Parkinson’s disease (PD) is the most common motor neurodegenerative disorder of the central nervous system, affecting 20 million people worldwide. Common symptoms include tremors, bradykinesia, gait alterations, sleeping disorders, fainting, and dementia. Currently, PD treatments are focused on dopamine (DA) potentiation through the administration of a DA precursor - levodopa (L-DOPA) - and coadministration of inhibitors of the catechol-O-methyl transferase and monoamine oxidase B enzymes. Even though L-DOPA regimen is able to control the progression of PD motor symptoms, long-term therapy causes serious health concerns. In this sense, pharmacological alternatives are mandatory.
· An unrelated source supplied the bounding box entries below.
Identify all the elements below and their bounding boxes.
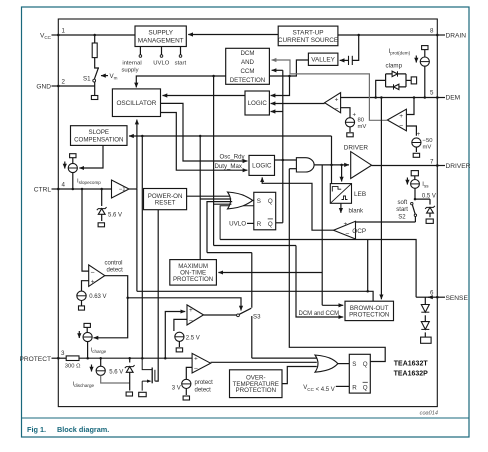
OR2 output to latch2 S <box>338 363 350 365</box>
block OVER-TEMPERATURE PROTECTION <box>230 370 283 398</box>
sense diode link <box>424 315 426 321</box>
Iprot arrow <box>415 56 417 63</box>
svg-text:1: 1 <box>62 28 66 35</box>
svg-text:LEB: LEB <box>354 191 366 198</box>
osc output DutyMax <box>161 113 248 171</box>
terminal 80mV <box>347 133 353 137</box>
terminal M1 source <box>139 392 147 396</box>
PROTECT wire 2 <box>79 357 192 359</box>
comparator protect detect <box>192 353 211 373</box>
Vm arrow <box>101 75 108 77</box>
LEB to OCP blank <box>340 203 342 213</box>
svg-text:Islopecomp: Islopecomp <box>77 179 101 186</box>
-50mV comp - input <box>406 126 416 136</box>
wire L2 to brown-out lower <box>296 246 343 318</box>
svg-text:2.5 V: 2.5 V <box>186 335 200 341</box>
OR1 input2 down to max-on-time <box>199 136 201 260</box>
long wire into slope compensation <box>129 135 332 137</box>
svg-text:UVLO: UVLO <box>153 61 169 67</box>
svg-text:5: 5 <box>430 90 434 97</box>
DEM wire <box>341 97 438 99</box>
long wire y291 to brown-out <box>137 240 368 291</box>
svg-text:detect: detect <box>195 387 212 393</box>
svg-text:+: + <box>344 221 348 228</box>
DRAIN wire <box>338 34 437 36</box>
svg-text:COMPENSATION: COMPENSATION <box>74 136 123 143</box>
svg-text:MANAGEMENT: MANAGEMENT <box>138 37 184 44</box>
svg-text:7: 7 <box>430 159 434 166</box>
terminal clamp <box>411 77 416 84</box>
terminal 2.5V <box>176 348 182 352</box>
svg-text:START-UP: START-UP <box>292 29 323 36</box>
latch2 Q feedback to AND <box>289 169 385 362</box>
wire 0.63V to terminal <box>81 301 83 306</box>
current source Islopecomp <box>68 163 77 172</box>
node slope wire OR1 <box>199 135 202 138</box>
svg-text:Duty_Max: Duty_Max <box>215 163 242 170</box>
svg-text:AND: AND <box>241 59 255 66</box>
Idischarge arrow <box>91 365 93 372</box>
node protect/ctrlv <box>141 357 144 360</box>
svg-text:−: − <box>399 123 403 130</box>
svg-text:+: + <box>353 113 357 119</box>
svg-text:start: start <box>396 207 408 213</box>
wire drain to C1 <box>352 35 358 60</box>
POR second output to M1 gate <box>155 210 158 381</box>
svg-text:blank: blank <box>349 208 365 215</box>
node DEM/Iprot <box>424 96 427 99</box>
node protect/5.6 <box>99 357 102 360</box>
wire supply to Iss <box>414 176 416 180</box>
block MAXIMUM ON-TIME PROTECTION <box>170 260 217 286</box>
wire startup to supply management <box>188 34 278 36</box>
clamp diode D1 <box>392 71 397 76</box>
terminal zener ctrl <box>98 223 104 227</box>
svg-text:−: − <box>189 317 193 324</box>
svg-text:DRIVER: DRIVER <box>446 163 471 170</box>
block LEB <box>330 184 351 204</box>
sense diode D3 <box>421 305 429 313</box>
node valley branch 2 <box>212 75 215 78</box>
OR1 input3 <box>207 202 232 253</box>
driver wire to LEB <box>341 165 343 182</box>
wire 80mV to terminal <box>349 127 351 132</box>
zener 5.6V lead <box>101 189 103 206</box>
ground terminal below S1 <box>91 96 97 100</box>
ctrl bus vertical <box>136 189 138 291</box>
svg-text:+: + <box>399 113 403 120</box>
svg-text:VALLEY: VALLEY <box>311 57 335 64</box>
block START-UP CURRENT SOURCE <box>278 26 338 46</box>
comparator control detect <box>89 265 105 287</box>
block SLOPE COMPENSATION <box>71 126 128 146</box>
supply terminal Iss <box>411 171 418 176</box>
wire Iprot to DEM <box>424 66 426 97</box>
logic2 output to AND <box>275 159 297 161</box>
capacitor C1 <box>349 56 353 65</box>
protect detect output to OR2 <box>211 361 317 363</box>
zener 5.6V lead 2 <box>101 214 103 221</box>
pin 3 joint <box>57 357 59 359</box>
current source Idischarge 5.6V <box>96 366 105 375</box>
amplifier -1 <box>112 180 130 198</box>
terminal 3V <box>183 396 189 400</box>
svg-text:−: − <box>334 106 338 113</box>
sense diode chain top <box>424 297 426 304</box>
comparator DEM valley <box>325 93 341 113</box>
svg-text:−1: −1 <box>119 187 127 193</box>
2.5V comp plus input from protect <box>165 312 185 359</box>
zener 5.6V protect <box>125 365 135 372</box>
osc control input from ctrl bus <box>136 120 138 189</box>
wire supply to Islopecomp <box>72 158 74 164</box>
supply mgmt output start <box>180 47 182 55</box>
block UVLO <box>220 206 254 240</box>
svg-text:Osc_Rdy: Osc_Rdy <box>220 154 246 161</box>
switch S2 blade <box>412 205 415 215</box>
wire 5.6V src bottom <box>101 375 130 383</box>
resistor R protect 300 <box>66 356 79 361</box>
svg-text:SENSE: SENSE <box>446 295 469 302</box>
voltage source 0.63V <box>77 291 86 300</box>
vcc4.5 to latch2 R <box>336 385 350 387</box>
long wire UVLO-OCP-sense <box>220 240 416 298</box>
svg-text:6: 6 <box>430 290 434 297</box>
svg-text:+: + <box>91 279 95 286</box>
svg-text:PROTECTION: PROTECTION <box>236 387 277 394</box>
block VALLEY <box>308 53 338 65</box>
control detect to S3 arrow <box>128 298 241 311</box>
supply terminal Islopecomp <box>70 154 76 158</box>
svg-text:Q: Q <box>363 361 368 368</box>
svg-text:DRAIN: DRAIN <box>446 33 467 40</box>
buffer DRIVER <box>351 152 372 179</box>
svg-text:TEA1632T: TEA1632T <box>394 361 429 368</box>
osc output OscRdy <box>161 103 248 161</box>
svg-text:S: S <box>257 198 261 205</box>
block SUPPLY MANAGEMENT <box>135 26 186 47</box>
svg-text:5.6 V: 5.6 V <box>108 213 122 219</box>
svg-text:PROTECT: PROTECT <box>19 356 51 363</box>
switch S3 contact <box>237 314 240 317</box>
terminal zener protect <box>126 392 132 396</box>
pin 4 stub <box>52 188 59 190</box>
svg-text:−50: −50 <box>423 138 434 144</box>
AND output to driver <box>314 164 349 166</box>
svg-text:Q: Q <box>363 384 368 391</box>
DEM comp output to logic1 <box>271 103 325 105</box>
wire 2.5V to terminal <box>178 341 180 347</box>
2.5V comp output to S3 <box>204 314 237 316</box>
wire Islopecomp to CTRL <box>72 173 74 189</box>
zener 5.6V ctrl <box>97 207 107 214</box>
pin 8 joint <box>436 34 438 36</box>
OCP plus input from soft start <box>356 221 416 223</box>
3V source lead <box>186 367 192 379</box>
node VCC/R1 <box>93 34 96 37</box>
clamp right lead <box>406 79 411 81</box>
node Iss 0.5V <box>414 198 417 201</box>
node DEM/clamp <box>374 96 377 99</box>
svg-text:start: start <box>175 61 187 67</box>
svg-text:Idischarge: Idischarge <box>73 382 95 389</box>
svg-text:R: R <box>352 384 357 391</box>
svg-text:0.63 V: 0.63 V <box>89 294 106 300</box>
wire protect to 5.6V src <box>100 358 102 366</box>
wire dcm ccm to brown-out upper <box>322 304 343 306</box>
svg-text:control: control <box>105 260 123 266</box>
caption divider rule <box>22 417 470 419</box>
pin 1 joint <box>57 34 59 36</box>
pin 1 stub <box>52 34 59 36</box>
pin 6 joint <box>436 296 438 298</box>
pin 2 joint <box>57 85 59 87</box>
Islopecomp arrow <box>64 162 66 169</box>
slope wire end to LEB <box>331 136 333 184</box>
comparator 2.5V <box>187 305 204 325</box>
svg-text:clamp: clamp <box>386 63 403 70</box>
node driver wire leb riser <box>330 164 333 167</box>
sense diode chain bottom <box>424 332 426 337</box>
logic1 input 3 from UVLO latch Q <box>271 70 283 223</box>
svg-text:DETECTION: DETECTION <box>230 77 265 84</box>
wire dem to brown-out <box>380 98 382 300</box>
-50mV comp + input <box>406 98 414 115</box>
wire S2 to OCP line <box>414 216 416 222</box>
voltage source -50mV <box>412 138 421 147</box>
svg-text:0.5 V: 0.5 V <box>422 193 436 199</box>
OR1 output to latch S <box>253 199 254 201</box>
node ctrl/zener <box>100 188 103 191</box>
switch S2 contact top <box>411 202 413 204</box>
comparator OCP <box>334 221 356 239</box>
svg-text:Q: Q <box>268 198 273 205</box>
DRIVER output wire pin7 <box>372 165 438 167</box>
clamp loop <box>386 74 406 87</box>
block LOGIC upper <box>245 91 269 115</box>
VCC wire to supply management <box>58 34 135 36</box>
pin 6 stub <box>437 296 445 298</box>
svg-text:supply: supply <box>121 68 138 74</box>
svg-text:PROTECTION: PROTECTION <box>173 276 213 283</box>
svg-text:soft: soft <box>398 200 408 206</box>
node protect/icharge <box>86 357 89 360</box>
svg-text:S: S <box>352 361 356 368</box>
terminal internal supply <box>139 55 142 58</box>
node valley riser <box>288 75 291 78</box>
zener 0.5V lead2 <box>429 213 431 217</box>
sense diode D4 <box>421 322 429 330</box>
node drain/cap <box>357 34 360 37</box>
svg-text:CTRL: CTRL <box>34 187 52 194</box>
S3 to OR2 input1 <box>252 357 317 359</box>
supply mgmt output internal supply <box>139 47 141 55</box>
zener 0.5V lead <box>429 199 431 204</box>
svg-text:300 Ω: 300 Ω <box>65 364 81 370</box>
SENSE wire inner <box>416 296 429 298</box>
wire 3V to terminal <box>185 389 187 396</box>
svg-text:S1: S1 <box>83 76 91 83</box>
voltage source 2.5V <box>175 332 184 341</box>
pin 7 joint <box>436 164 438 166</box>
svg-text:S2: S2 <box>398 214 406 220</box>
wire L2 horizontal <box>214 245 296 247</box>
pin 4 joint <box>57 188 59 190</box>
svg-text:protect: protect <box>195 380 214 386</box>
DEM comp - input <box>341 108 350 118</box>
svg-text:LOGIC: LOGIC <box>252 163 272 170</box>
control detect output <box>94 276 128 338</box>
POR output to OR1 <box>187 195 230 197</box>
svg-text:OSCILLATOR: OSCILLATOR <box>116 100 156 107</box>
flip-flop UVLO latch <box>254 192 276 230</box>
ctrl to control detect minus <box>82 189 89 271</box>
GND wire <box>58 85 94 87</box>
svg-text:2: 2 <box>62 79 66 86</box>
zener protect bottom lead <box>129 372 131 390</box>
wire Icharge to protect <box>87 342 89 359</box>
pin 7 stub <box>437 165 445 167</box>
svg-text:−: − <box>91 269 95 276</box>
zener 0.5V <box>425 206 435 213</box>
svg-text:−: − <box>345 231 349 238</box>
control detect plus from 0.63V <box>82 281 89 291</box>
node DEM/comp <box>413 96 416 99</box>
svg-text:S3: S3 <box>253 313 261 320</box>
node protect/zener <box>128 357 131 360</box>
logic2 bottom input from OCP <box>262 177 333 230</box>
-50mV comp output to DCM detection grey <box>272 60 388 120</box>
2.5V comp minus lead <box>174 319 187 331</box>
svg-text:Q: Q <box>268 221 273 228</box>
node driver wire leb <box>340 164 343 167</box>
latch1 labels <box>257 198 273 228</box>
pin 2 stub <box>52 85 59 87</box>
svg-text:+: + <box>417 132 421 138</box>
current source Icharge <box>83 332 92 341</box>
and gate U-AND <box>296 158 314 172</box>
node y291 junction <box>366 290 369 293</box>
wire -50mV to terminal <box>415 147 417 152</box>
OR1 input2 <box>200 198 231 200</box>
switch S3 blade <box>239 308 251 314</box>
svg-text:RESET: RESET <box>155 200 176 207</box>
svg-text:+: + <box>335 97 339 104</box>
switch S1 blade <box>94 68 98 79</box>
svg-text:SLOPE: SLOPE <box>89 129 109 136</box>
svg-text:3: 3 <box>61 350 65 357</box>
svg-text:5.6 V: 5.6 V <box>109 369 123 375</box>
diagram outer box <box>58 19 437 407</box>
Iss to node 0.5V <box>415 188 430 199</box>
pin 5 joint <box>436 96 438 98</box>
svg-text:TEA1632P: TEA1632P <box>394 371 429 378</box>
block LOGIC lower <box>249 155 275 175</box>
pin 3 stub <box>52 357 59 359</box>
OR1 input4 <box>214 203 232 205</box>
svg-text:DRIVER: DRIVER <box>344 144 369 151</box>
svg-text:8: 8 <box>430 28 434 35</box>
node slope wire ctrlv <box>141 135 144 138</box>
svg-text:OCP: OCP <box>352 228 366 235</box>
terminal start out <box>179 55 182 58</box>
UVLO box to latch R <box>247 222 254 224</box>
driver signal riser to protections <box>321 165 323 305</box>
Iss arrow <box>406 178 408 185</box>
svg-text:internal: internal <box>122 61 141 67</box>
latch1 Qbar up <box>276 222 283 224</box>
wire C1 to valley <box>340 59 349 61</box>
node dem brownout <box>380 96 383 99</box>
svg-text:CCM: CCM <box>241 68 255 75</box>
wire R1 to S1 <box>95 58 99 68</box>
svg-text:DCM: DCM <box>241 50 255 57</box>
svg-text:VCC < 4.5 V: VCC < 4.5 V <box>303 385 335 393</box>
svg-text:detect: detect <box>107 267 124 273</box>
supply terminal Iprot <box>422 46 428 50</box>
L3 to S3 riser <box>207 252 252 254</box>
svg-text:mV: mV <box>358 124 367 130</box>
terminal UVLO out <box>160 55 163 58</box>
node ctrl/control-detect <box>81 188 84 191</box>
node cd out 1 <box>126 297 129 300</box>
DCM detection input 2 <box>272 69 283 71</box>
long vertical valley-branch to L2 <box>213 76 215 246</box>
wire supply to Iprot src <box>424 50 426 57</box>
svg-text:Icharge: Icharge <box>91 348 107 355</box>
flip-flop protection latch <box>349 354 370 393</box>
Icharge arrow <box>78 331 80 338</box>
zener protect top lead <box>129 358 131 362</box>
CTRL wire <box>58 188 111 190</box>
terminal sense diodes <box>421 337 432 343</box>
wire slope comp to Islopecomp <box>79 145 103 168</box>
clamp left lead to DEM <box>376 80 386 97</box>
block BROWN-OUT PROTECTION <box>345 301 394 320</box>
svg-text:DEM: DEM <box>446 95 461 102</box>
svg-text:CURRENT SOURCE: CURRENT SOURCE <box>278 37 338 44</box>
latch2 labels <box>352 361 368 392</box>
svg-text:3 V: 3 V <box>172 385 181 391</box>
wire supply to Icharge <box>86 327 88 332</box>
wire S1 to ground <box>94 82 96 96</box>
voltage source 80mV <box>345 118 354 127</box>
voltage source 3V <box>182 379 191 388</box>
SENSE wire <box>428 296 437 298</box>
brown-out top link <box>368 291 373 301</box>
svg-text:+: + <box>189 307 193 314</box>
svg-text:GND: GND <box>36 84 51 91</box>
current source Iss <box>411 180 420 189</box>
svg-text:4: 4 <box>62 182 66 189</box>
pin 5 stub <box>437 97 445 99</box>
supply mgmt output UVLO <box>161 47 163 55</box>
valley output wire <box>136 60 308 87</box>
PROTECT wire <box>58 357 66 359</box>
mosfet M1 <box>142 358 155 390</box>
node logic2 out branch <box>282 159 285 162</box>
logic1 output to oscillator <box>163 95 246 97</box>
svg-text:LOGIC: LOGIC <box>248 100 268 107</box>
node ctrl/Islopecomp <box>72 188 75 191</box>
svg-text:Iss: Iss <box>422 182 429 189</box>
svg-text:80: 80 <box>358 118 365 124</box>
terminal 0.63V <box>79 306 85 310</box>
svg-text:−: − <box>194 365 198 372</box>
svg-text:SUPPLY: SUPPLY <box>148 30 173 37</box>
svg-text:Fig 1.Block diagram.: Fig 1.Block diagram. <box>27 425 109 434</box>
ctrl-v vertical to protect <box>141 136 143 358</box>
Melanostatin (MIF-1), is an endogenous hypothalamic neuropeptide derived from the oxytocin hormone that acts as a positive allosteric modulator (PAM) of the D2 Receptors (D2R). By increasing the D2R affinity for DA, these receptors are activated at lower DA concentration, being thus clinically relevant. Previous studies developed by our research group reveal that the replacement of L-Proline (Pro) residue by heteroaromatic scaffolds are well tolerated, rendering analogues with PAM activity comparable to the parent neuropeptide.
In this work, twelve novel MIF-1 analogues were synthesized and chemically characterized by incorporation of Niacin, as a Pro surrogate. Preliminary pharmacological functional assays demonstrated that these peptidomimetics enhanced the DA potency more than 2-fold at subnanomolar concentration (0.01 nM), showing a behaviour compatible with PAM at that concentration.
This work is expected to provide useful structure-activity relationship information for the rational design of novel MIF-1 peptidomimetics, paving the way for the development of new anti-Parkinson hits.